'REAL THREAT': China's warning after Albanese meets with Biden

·Associate News Editor
·3-min read

It hasn't taken long for Beijing to fire off a warning in the direction of Anthony Albanese after he rushed to join fellow Quad members in Japan hours after being sworn in as prime minister on Monday.

China has been a reoccurring topic of discussion at recent Quad meets with Australia, the US, Japan and India in agreement that more must be done to counter China's increasing influence in the Indo-Pacific.

On Tuesday, China's foreign ministry spokesperson Wang Wenbin was pressed on the Quad's China stance, again highlighting Beijing's opposition to the informal alliance and any suggestion China has not adhered to international law with its maritime pursuits.

"We hope certain countries would not see China through tinted glasses and make unwarranted accusations," he said.

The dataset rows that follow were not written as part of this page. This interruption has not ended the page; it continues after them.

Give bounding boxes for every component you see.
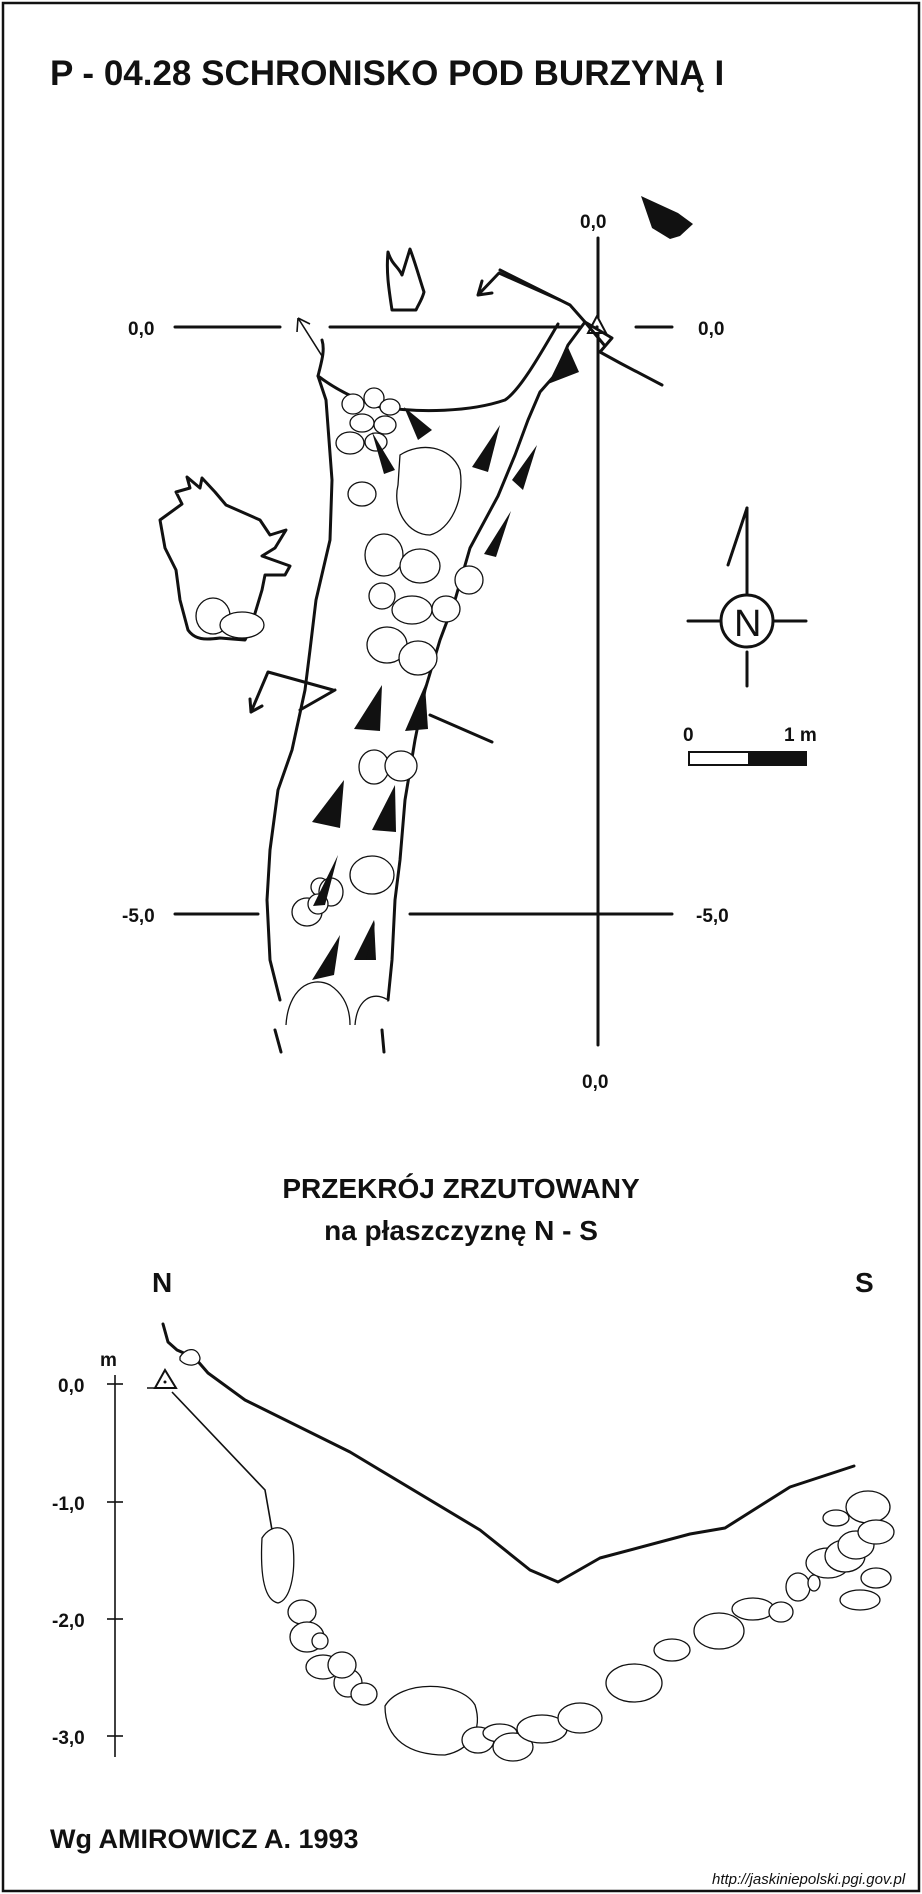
section-depth-scale: m 0,0 -1,0 -2,0 -3,0: [52, 1350, 123, 1757]
depth-tick-0: 0,0: [58, 1376, 84, 1397]
plan-coord-left: 0,0: [128, 319, 154, 340]
section-subtitle: na płaszczyznę N - S: [324, 1215, 598, 1246]
section-cut-arrow-lower-icon: [248, 670, 335, 714]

"Building small cliques and stoking bloc confrontation is the real threat to a peaceful, stable and cooperative maritime order."

Wang Wenbin was again critical of the Quad on Tuesday. Source: FMPRC
Wang Wenbin was again critical of the Quad on Tuesday. Source: FMPRC

Taiwan could become sticking point for Albanese

It comes hours after Mr Albanese was pressed on whether Australia would join the US in a war against China after US President Joe Biden said he would use military force if China was to physically move to reunify Taiwan.

While Mr Albanese said Australia's position remained the same, he failed to offer a definitive yes or no answer.

"There should be no unilateral change to the status quo. Our position has not changed," he told reporters in Japan.

Prime Minister Anthony Albanese has his hands full dealing with the relationship with China. Source: Getty
Prime Minister Anthony Albanese has his hands full dealing with the relationship with China. Source: Getty

It's a difficult position for Mr Albanese, as while he has already shown he is willing to be critical of and firm with Beijing, he will want to avoid the kind of rhetoric from former Defence Minister Peter Dutton which China – and his new foreign minister – said was unnecessarily hyping up the threat of war.

In contrast, Mr Wang's message on Taiwan was crystal clear.

"I want to remind the US side that no forces, the US included, can hold back the Chinese people’s endeavour to reunify the nation," he said.


China has offered somewhat of an olive branch to Mr Albanese, stressing it is open to repair a badly-damaged relationship which drastically soured under the Morrison government.

Mr Wang was further pressed on Mr Albanese's commitment to the Quad, to which he declined to comment.

"At the moment I don’t have anything else to add," he said, referencing his comments 24 hours earlier congratulating Mr Albanese on his election victory.

On Wednesday, Treasurer Jim Chalmers appeared to suggest Mr Dutton's rhetoric had contributed to the Coalition's election defeat, stressing the Albanese government's goal is peace in the region.

"The China relationship is a complex one that's becoming more so because of China's actions," he said.

"China has become more aggressive and more assertive and our responsibility as the incoming Government is to manage that complex relationship in a considered and sober fashion."